After the starting-up of various projects in many European cities, Venice too embarked on the path of the Strategic Plan as a mean for focusing on medium term goals, activities and perspectives, all of which are shared and supported by a multitude of active participants. The Strategic Plan is a scheduling document in which the creation of conditions for local development is assumed both as a goal of the city goverment itself and as a process which will start policies able to grant the social, economic and cultural quality of the community in question. This strategical approach to development issues allows to:
- spot the system’s possible future landscapes;
- help the single parts of which the local system is composed to share a common view of the landscape of development, and promote a general activity whose aim is to define projects and to evaluate comparatively the size of their impact;
- support cooperation agreements between the public and the private sector;
- evaluate projects on the basis of their adherence to the general strategy and to the urbanistic compatibility and sustainability principles;
- set a list of priorities between the different interventions necessary to the fulfilment of goals;
- promote an effective use of the available resources;
- monitor the realization of the proposed projects.

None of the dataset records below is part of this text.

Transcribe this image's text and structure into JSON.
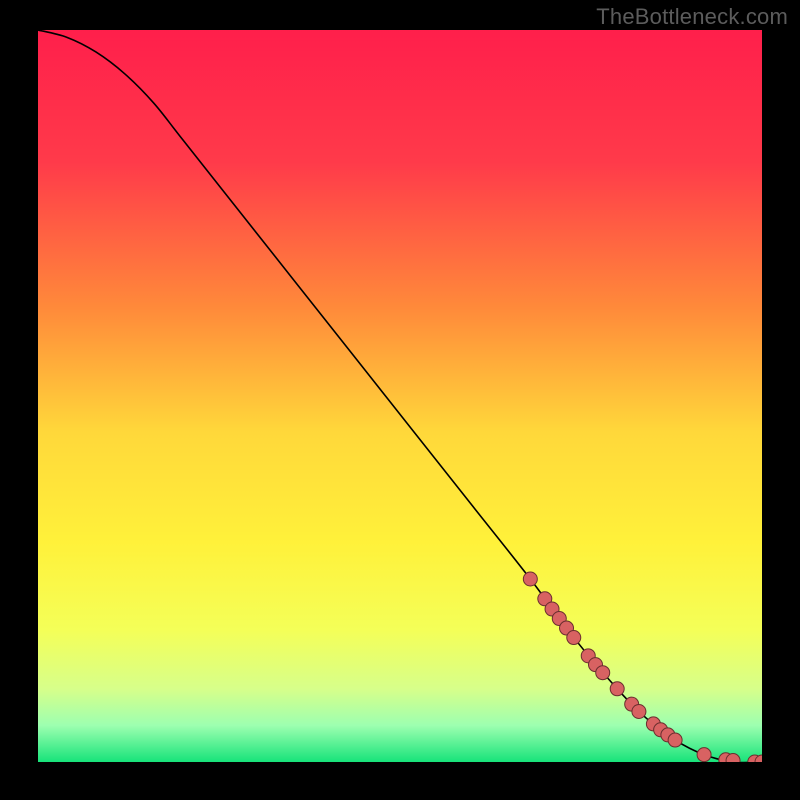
{
  "watermark": "TheBottleneck.com",
  "chart_data": {
    "type": "line",
    "title": "",
    "xlabel": "",
    "ylabel": "",
    "xlim": [
      0,
      100
    ],
    "ylim": [
      0,
      100
    ],
    "grid": false,
    "legend": false,
    "background_gradient": {
      "stops": [
        {
          "pct": 0,
          "color": "#ff1f4b"
        },
        {
          "pct": 18,
          "color": "#ff3a4a"
        },
        {
          "pct": 38,
          "color": "#ff8a3a"
        },
        {
          "pct": 55,
          "color": "#ffd83a"
        },
        {
          "pct": 70,
          "color": "#fff13a"
        },
        {
          "pct": 82,
          "color": "#f4ff58"
        },
        {
          "pct": 90,
          "color": "#d7ff8a"
        },
        {
          "pct": 95,
          "color": "#9dffb0"
        },
        {
          "pct": 100,
          "color": "#17e37a"
        }
      ]
    },
    "series": [
      {
        "name": "curve",
        "x": [
          0,
          4,
          8,
          12,
          16,
          20,
          28,
          36,
          44,
          52,
          60,
          68,
          74,
          80,
          84,
          88,
          92,
          96,
          100
        ],
        "y": [
          100,
          99,
          97,
          94,
          90,
          85,
          75,
          65,
          55,
          45,
          35,
          25,
          17,
          10,
          6,
          3,
          1,
          0,
          0
        ],
        "stroke": "#000000",
        "stroke_width": 1.6
      }
    ],
    "markers": [
      {
        "x": 68,
        "y": 25.0
      },
      {
        "x": 70,
        "y": 22.3
      },
      {
        "x": 71,
        "y": 20.9
      },
      {
        "x": 72,
        "y": 19.6
      },
      {
        "x": 73,
        "y": 18.3
      },
      {
        "x": 74,
        "y": 17.0
      },
      {
        "x": 76,
        "y": 14.5
      },
      {
        "x": 77,
        "y": 13.3
      },
      {
        "x": 78,
        "y": 12.2
      },
      {
        "x": 80,
        "y": 10.0
      },
      {
        "x": 82,
        "y": 7.9
      },
      {
        "x": 83,
        "y": 6.9
      },
      {
        "x": 85,
        "y": 5.2
      },
      {
        "x": 86,
        "y": 4.4
      },
      {
        "x": 87,
        "y": 3.7
      },
      {
        "x": 88,
        "y": 3.0
      },
      {
        "x": 92,
        "y": 1.0
      },
      {
        "x": 95,
        "y": 0.3
      },
      {
        "x": 96,
        "y": 0.2
      },
      {
        "x": 99,
        "y": 0.0
      },
      {
        "x": 100,
        "y": 0.0
      }
    ],
    "marker_style": {
      "fill": "#d86262",
      "stroke": "#6a2f2f",
      "r": 7
    }
  }
}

In Venice, the city council has been approaching to this model since the mid 90’s, trying to relate each urban and territorial transformation project to articulated intervention policies, referable to a strongly shared city development landscape.

As a matter of fact, the city council administration considers this idea of feasible city both as a landmark for its activities and as an aim to pursue even by means of all the different innovative procedures which have been determined and tested during the 90’s, and whose success and exploitation have always been depending on the ability on behalf of the promoting body to intensify and strenghten both gathering relationships with the private sector and suggesting / participating relationships with the public sector.